Wie die Starlink-Sperre die russische Artillerie schwächt.
Folgen der Starlink-Sperre für die russische Artillerie
Nach Angaben von TSN.ua: Die Entscheidung, den russischen Streitkräften den Zugang zum Satellitennetz Starlink zu verwehren, hat die Fähigkeiten der russischen Artillerie im Krieg gegen die Ukraine erheblich beeinträchtigt. Diese Waffengattung ist ein zentraler Bestandteil der russischen Militärdoktrin.
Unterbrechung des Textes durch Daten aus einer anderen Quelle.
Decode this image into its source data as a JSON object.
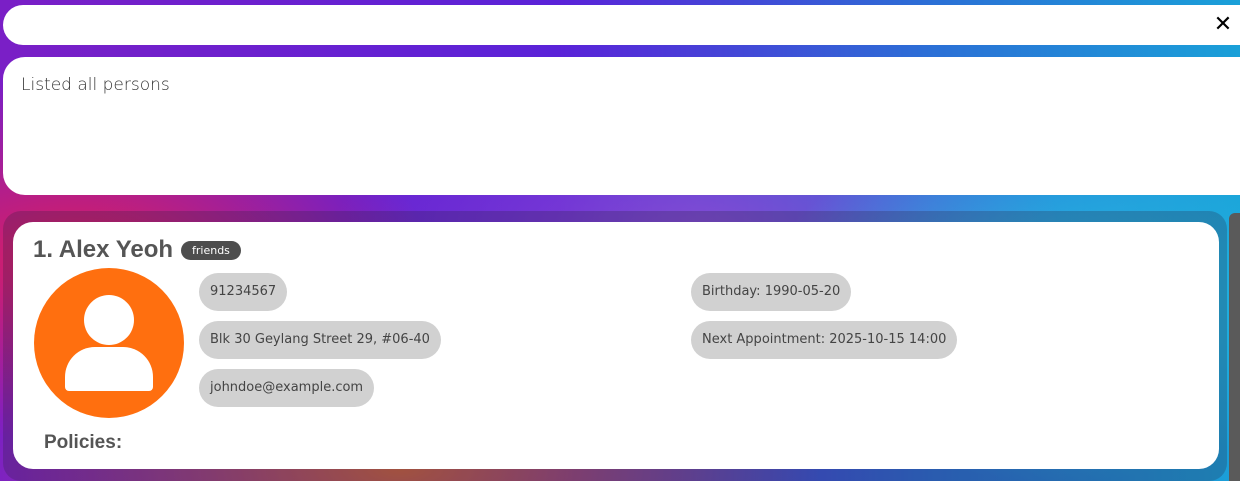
{
  "command": {
    "value": "",
    "clear_glyph": "✕"
  },
  "result": {
    "message": "Listed all persons"
  },
  "person": {
    "index_name": "1. Alex Yeoh",
    "tags": [
      "friends"
    ],
    "phone": "91234567",
    "address": "Blk 30 Geylang Street 29, #06-40",
    "email": "johndoe@example.com",
    "birthday": "Birthday: 1990-05-20",
    "appointment": "Next Appointment: 2025-10-15 14:00",
    "policies_label": "Policies:",
    "avatar_color": "#ff6f0f"
  },
  "colors": {
    "tag_bg": "#4e4e4e",
    "pill_bg": "#d1d1d1"
  }
}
Durch die gestörte Kommunikation ist ihre Wirksamkeit jedoch deutlich gesunken, was zu weniger Treffern und höheren Verlusten in den russischen Einheiten führt. Moderne Artillerie ist auf präzise Ziel- und Aufklärungsdaten angewiesen, die ohne zuverlässige Kommunikation kaum zu beschaffen sind.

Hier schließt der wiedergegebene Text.